TheJacksonLaboratory / sbas

CloudOS Digital Research Environment
4 stars 5 forks source link

Apply filtering before proceeding with analysis (from yarn paper) #37

Closed cgpu closed 4 years ago

cgpu commented 4 years ago

As highlighted in the current version of the manuscript:

image

Two types of filtering out must be performed right after the fetching of the gtex.rds via yarn::downloadgtexV8().

We excluded the X, Y, and mitochondrial genesgenes, and performed PCoA using Euclidean distance on the log2-transformed raw count expression data

adeslatt commented 4 years ago

Didn't see where this was actually done in the code @karleg your assistance here would be greatly appreciated to ensure that we have things in order.

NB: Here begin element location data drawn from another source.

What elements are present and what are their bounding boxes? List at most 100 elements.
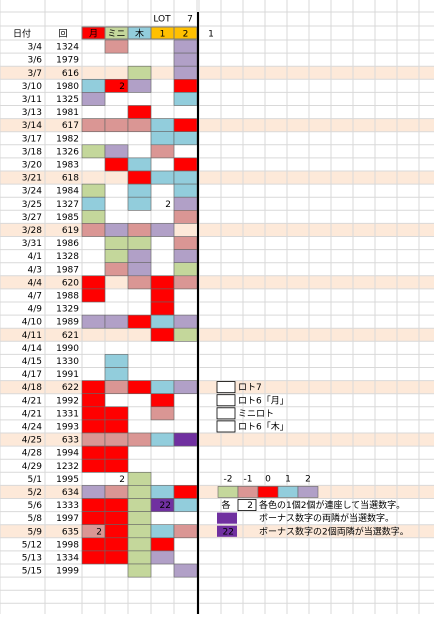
round: 1999 bbox=[56, 567, 79, 577]
round: 1990 bbox=[56, 344, 79, 354]
date: 3/18 bbox=[22, 147, 42, 157]
date: 3/6 bbox=[28, 56, 43, 66]
header-col: 2 bbox=[183, 30, 189, 40]
date: 3/7 bbox=[28, 69, 42, 79]
cell-text: 2 bbox=[96, 527, 102, 537]
date: 3/11 bbox=[22, 95, 42, 105]
cell bbox=[104, 445, 129, 460]
note-box bbox=[237, 499, 257, 512]
date: 3/4 bbox=[28, 43, 43, 53]
date: 3/13 bbox=[22, 108, 42, 118]
legend-box bbox=[216, 420, 236, 433]
cell bbox=[173, 52, 198, 67]
row-highlight bbox=[0, 275, 434, 289]
header-extra: 1 bbox=[208, 30, 214, 40]
cell bbox=[127, 249, 152, 264]
cell bbox=[150, 380, 175, 395]
round: 1232 bbox=[56, 462, 79, 472]
cell bbox=[104, 39, 129, 54]
round: 635 bbox=[62, 527, 79, 537]
cell bbox=[127, 79, 152, 93]
round: 616 bbox=[62, 69, 79, 79]
cell bbox=[173, 498, 198, 512]
cell bbox=[104, 118, 129, 132]
date: 4/21 bbox=[22, 409, 42, 419]
cell bbox=[104, 354, 129, 368]
round: 617 bbox=[62, 121, 79, 131]
cell bbox=[173, 210, 198, 224]
date: 4/9 bbox=[28, 305, 43, 315]
row-highlight bbox=[0, 328, 434, 342]
round: 1998 bbox=[56, 540, 79, 550]
cell bbox=[173, 236, 198, 250]
header-seven: 7 bbox=[187, 15, 193, 25]
cell-text: 2 bbox=[165, 200, 171, 210]
cell bbox=[150, 432, 175, 447]
date: 4/18 bbox=[22, 383, 42, 393]
cell bbox=[81, 183, 106, 198]
round: 622 bbox=[62, 383, 79, 393]
cell bbox=[173, 432, 198, 447]
note-box-text: 2 bbox=[247, 501, 253, 511]
cell bbox=[104, 367, 129, 381]
header-col: 月 bbox=[89, 29, 98, 40]
round: 620 bbox=[62, 278, 79, 288]
cell bbox=[104, 458, 129, 473]
round: 618 bbox=[62, 174, 79, 184]
cell bbox=[150, 524, 175, 539]
header-date: 日付 bbox=[13, 29, 31, 40]
cell bbox=[104, 485, 129, 499]
cell bbox=[173, 79, 198, 93]
cell-text: 22 bbox=[160, 501, 171, 511]
round: 1984 bbox=[56, 187, 79, 197]
cell bbox=[150, 393, 175, 408]
round: 1333 bbox=[56, 501, 79, 511]
date: 4/11 bbox=[22, 331, 42, 341]
round: 1334 bbox=[56, 553, 79, 563]
cell bbox=[81, 223, 106, 237]
legend-label: ロト6「月」 bbox=[238, 395, 289, 406]
date: 3/14 bbox=[22, 121, 42, 131]
date: 4/3 bbox=[28, 265, 42, 275]
cell bbox=[127, 550, 152, 565]
cell bbox=[173, 196, 198, 211]
date: 3/10 bbox=[22, 82, 42, 92]
cell bbox=[104, 498, 129, 512]
date: 5/8 bbox=[28, 514, 43, 524]
cell bbox=[127, 183, 152, 198]
cell bbox=[173, 170, 198, 185]
cell bbox=[127, 118, 152, 132]
note-text: 各色の1個2個が連座して当選数字。 bbox=[259, 499, 405, 511]
cell bbox=[173, 524, 198, 539]
round: 621 bbox=[62, 331, 79, 341]
legend-box bbox=[216, 407, 236, 420]
cell bbox=[173, 262, 198, 277]
cell bbox=[173, 275, 198, 290]
scale-label: 1 bbox=[285, 474, 291, 484]
cell bbox=[81, 458, 106, 473]
date: 4/4 bbox=[28, 278, 43, 288]
date: 4/1 bbox=[28, 252, 42, 262]
divider bbox=[197, 12, 199, 614]
round: 1985 bbox=[56, 213, 79, 223]
cell bbox=[104, 314, 129, 329]
row-highlight bbox=[0, 66, 434, 80]
cell bbox=[81, 314, 106, 329]
date: 5/6 bbox=[28, 501, 43, 511]
note-box-text: 22 bbox=[223, 527, 234, 537]
cell bbox=[127, 105, 152, 119]
cell bbox=[173, 314, 198, 329]
round: 1329 bbox=[56, 305, 79, 315]
cell bbox=[150, 275, 175, 290]
cell bbox=[81, 406, 106, 421]
cell bbox=[81, 550, 106, 565]
date: 4/14 bbox=[22, 344, 42, 354]
cell bbox=[81, 380, 106, 395]
scale-swatch bbox=[217, 486, 239, 498]
cell bbox=[81, 275, 106, 290]
legend-label: ロト7 bbox=[238, 383, 262, 393]
scale-label: 0 bbox=[265, 474, 271, 484]
round: 1994 bbox=[56, 449, 79, 459]
cell bbox=[104, 550, 129, 565]
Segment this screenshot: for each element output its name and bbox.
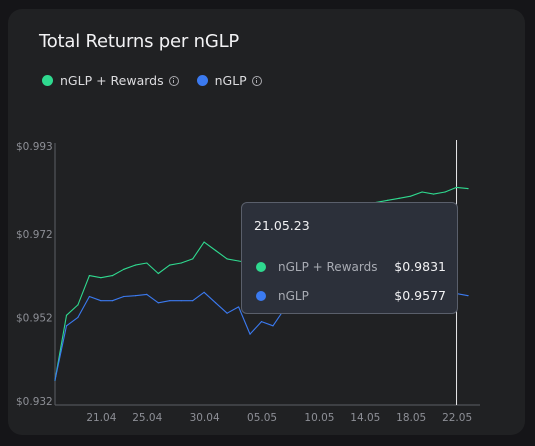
data-point-nglp <box>111 300 113 302</box>
tooltip-label-nglp: nGLP <box>278 288 309 303</box>
legend-dot-nglp <box>196 75 208 86</box>
x-tick-label: 18.05 <box>396 412 426 424</box>
x-tick-label: 22.05 <box>442 412 472 424</box>
data-point-rewards <box>180 262 182 264</box>
data-point-nglp <box>203 291 205 293</box>
data-point-nglp <box>100 300 102 302</box>
legend-dot-rewards <box>42 75 53 86</box>
x-tick-label: 05.05 <box>247 412 277 424</box>
tooltip-dot-rewards <box>256 261 266 272</box>
legend-label-nglp: nGLP <box>214 73 247 88</box>
data-point-rewards <box>226 258 228 260</box>
legend-label-rewards: nGLP + Rewards <box>60 73 164 88</box>
data-point-nglp <box>77 316 79 318</box>
info-icon[interactable] <box>168 75 179 86</box>
tooltip-dot-nglp <box>256 290 266 301</box>
chart-title: Total Returns per nGLP <box>39 31 240 52</box>
data-point-rewards <box>134 264 136 266</box>
data-point-nglp <box>237 306 240 308</box>
x-tick-label: 21.04 <box>86 412 116 424</box>
data-point-rewards <box>192 258 194 260</box>
data-point-rewards <box>398 197 400 199</box>
y-tick-label: $0.972 <box>16 229 53 241</box>
data-point-nglp <box>134 295 136 297</box>
chart-tooltip: 21.05.23 nGLP + Rewards $0.9831 nGLP $0.… <box>241 202 458 314</box>
data-point-nglp <box>180 300 182 302</box>
tooltip-value-nglp: $0.9577 <box>394 288 446 303</box>
data-point-rewards <box>88 274 91 277</box>
info-icon[interactable] <box>251 75 262 86</box>
data-point-rewards <box>455 186 458 188</box>
data-point-rewards <box>444 191 446 193</box>
data-point-nglp <box>54 379 56 381</box>
data-point-nglp <box>467 295 469 297</box>
data-point-rewards <box>387 199 389 201</box>
tooltip-date: 21.05.23 <box>254 218 310 233</box>
data-point-nglp <box>226 312 228 314</box>
data-point-rewards <box>100 277 102 279</box>
data-point-nglp <box>215 302 217 304</box>
data-point-rewards <box>157 272 159 275</box>
data-point-rewards <box>111 274 113 277</box>
data-point-nglp <box>192 300 194 302</box>
data-point-rewards <box>410 195 412 197</box>
data-point-nglp <box>123 295 125 298</box>
y-tick-label: $0.932 <box>16 396 53 408</box>
data-point-rewards <box>203 241 205 243</box>
data-point-rewards <box>432 193 435 195</box>
data-point-rewards <box>467 188 469 190</box>
legend: nGLP + Rewards nGLP <box>42 73 280 88</box>
data-point-nglp <box>65 325 68 327</box>
chart-card: Total Returns per nGLP nGLP + Rewards nG… <box>8 9 525 435</box>
x-tick-label: 30.04 <box>190 412 220 424</box>
legend-item-nglp[interactable]: nGLP <box>196 73 262 88</box>
legend-item-rewards[interactable]: nGLP + Rewards <box>42 73 179 88</box>
y-tick-label: $0.952 <box>16 312 53 324</box>
data-point-nglp <box>157 302 159 304</box>
tooltip-row-nglp: nGLP $0.9577 <box>256 288 446 303</box>
tooltip-row-rewards: nGLP + Rewards $0.9831 <box>256 259 446 274</box>
tooltip-label-rewards: nGLP + Rewards <box>278 259 378 274</box>
data-point-nglp <box>249 333 251 335</box>
data-point-nglp <box>169 300 171 302</box>
data-point-rewards <box>65 314 68 316</box>
data-point-rewards <box>215 249 217 252</box>
tooltip-value-rewards: $0.9831 <box>394 259 446 274</box>
x-tick-label: 10.05 <box>304 412 334 424</box>
data-point-nglp <box>146 293 148 296</box>
data-point-nglp <box>272 325 274 327</box>
data-point-rewards <box>123 268 125 270</box>
x-tick-label: 14.05 <box>350 412 380 424</box>
data-point-nglp <box>88 295 91 298</box>
data-point-rewards <box>169 264 171 266</box>
line-chart[interactable]: $0.993 $0.972 $0.952 $0.932 21.04 25.04 30.04 0… <box>8 9 525 435</box>
data-point-rewards <box>421 191 423 193</box>
y-tick-label: $0.993 <box>16 141 53 153</box>
data-point-rewards <box>146 262 148 264</box>
data-point-rewards <box>77 304 79 306</box>
data-point-nglp <box>260 320 263 323</box>
data-point-rewards <box>237 260 240 262</box>
x-tick-label: 25.04 <box>132 412 162 424</box>
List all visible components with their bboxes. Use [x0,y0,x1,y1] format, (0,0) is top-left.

karleg commented 4 years ago

We decided not to merge tissues in the new version

adeslatt commented 4 years ago

@karleg and @pnrobinson could you comment on this :

Exclude genes on sex and mitochondrial chromosomes as they skew the variances
We excluded the X, Y, and mitochondrial genesgenes, and performed PCoA using Euclidean distance on the log2-transformed raw count expression data

We actually don't do this with the gene expression - we do remove the Y chromosome in the differentialSplicingJunctionAnalysis.ipynb but not in the differentialGeneExpressionAnalysis.ipynb

pnrobinson commented 4 years ago

The high variance of the X is biology partially related to the XX v one X, inactivation, escape etc., and so we need to keep it. Differences from the non-PAR regions of the Y are obvious and so we should exclude the Y from all analysis. So far I did not see any difference from the mito,, but there is no reason to exclude it either. We should probably filter out the Y chromosomal results from the DGE result!